When I got up to leave, I had to confirm my insight, my analytic ability, my deductive powers, so I went over to the group of kids. "May I ask, where are you guys from?" "Around here, we work around the corner."

Fortune Cookies

A note about fortune cookies. In spite of my well-known interest in desserts, I almost always leave my fortune cookies untouched or pass them off to America’s Favorite Epidemiologist or whomever I am splitting the check with. This aversion goes back to Thanksgiving weekend 1964 in the festivities surrounding the wedding of Charlotte Whitcomb Colony and John Langley Stanley, formerly my graduate school roommate. Friends and family of the about-to-be-wed couple gathered for dinner at the (shamelessly-named) Keene Tiki in Keene, New Hampshire, certainly the leading pan-Asian restaurant in southwestern New Hampshire at the time. At the end of the meal, fortune cookies were handed out. Adrian Cruttwell-Vaughn, our marvelously debauched English friend, now missing in action 20 years, opened his fortune cookie and read a gloomy message about the next-day’s nuptials. I was very disturbed by this, but it proved to have no predictive value when John and Charlotte remained happily married for the next 34 years, ending only with John’s too early death.

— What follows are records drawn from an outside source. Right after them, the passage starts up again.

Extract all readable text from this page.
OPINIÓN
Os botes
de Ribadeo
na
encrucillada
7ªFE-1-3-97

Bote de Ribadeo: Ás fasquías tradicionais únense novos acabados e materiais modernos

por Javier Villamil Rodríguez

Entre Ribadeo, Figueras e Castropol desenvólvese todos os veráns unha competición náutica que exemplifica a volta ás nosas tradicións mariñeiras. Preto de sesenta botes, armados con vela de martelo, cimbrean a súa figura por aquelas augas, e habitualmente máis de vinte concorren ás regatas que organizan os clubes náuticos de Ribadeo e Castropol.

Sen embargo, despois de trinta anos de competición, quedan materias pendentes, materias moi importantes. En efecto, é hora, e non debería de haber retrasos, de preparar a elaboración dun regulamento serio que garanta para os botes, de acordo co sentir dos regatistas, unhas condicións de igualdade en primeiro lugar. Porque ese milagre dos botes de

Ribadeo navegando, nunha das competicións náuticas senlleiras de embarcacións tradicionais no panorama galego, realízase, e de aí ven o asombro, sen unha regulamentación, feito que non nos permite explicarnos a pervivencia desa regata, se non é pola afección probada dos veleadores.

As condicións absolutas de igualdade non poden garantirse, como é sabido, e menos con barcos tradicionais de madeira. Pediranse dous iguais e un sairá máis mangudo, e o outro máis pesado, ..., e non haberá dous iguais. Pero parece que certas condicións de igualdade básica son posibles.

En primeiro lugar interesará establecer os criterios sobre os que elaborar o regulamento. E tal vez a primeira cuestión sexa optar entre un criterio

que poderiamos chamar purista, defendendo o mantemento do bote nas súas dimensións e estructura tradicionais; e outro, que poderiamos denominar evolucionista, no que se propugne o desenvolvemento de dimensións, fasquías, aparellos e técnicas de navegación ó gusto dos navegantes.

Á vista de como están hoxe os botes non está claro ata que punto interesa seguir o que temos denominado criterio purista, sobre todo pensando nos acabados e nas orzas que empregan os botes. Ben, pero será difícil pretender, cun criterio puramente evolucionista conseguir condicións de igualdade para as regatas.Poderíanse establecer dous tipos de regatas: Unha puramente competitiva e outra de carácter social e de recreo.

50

While the dread was unjustified on that occasion, fortune cookie power asserted itself on the eve of my first marriage in December 1972. Again, friends and family gathered at a Chinese restaurant, this time in Westwood, California. My fortune cookie said: “Don’t worry, things won’t be all right anyway.” I kept that message with me for almost as long as the marriage lasted. And I’ve been afraid of fortune cookies ever since.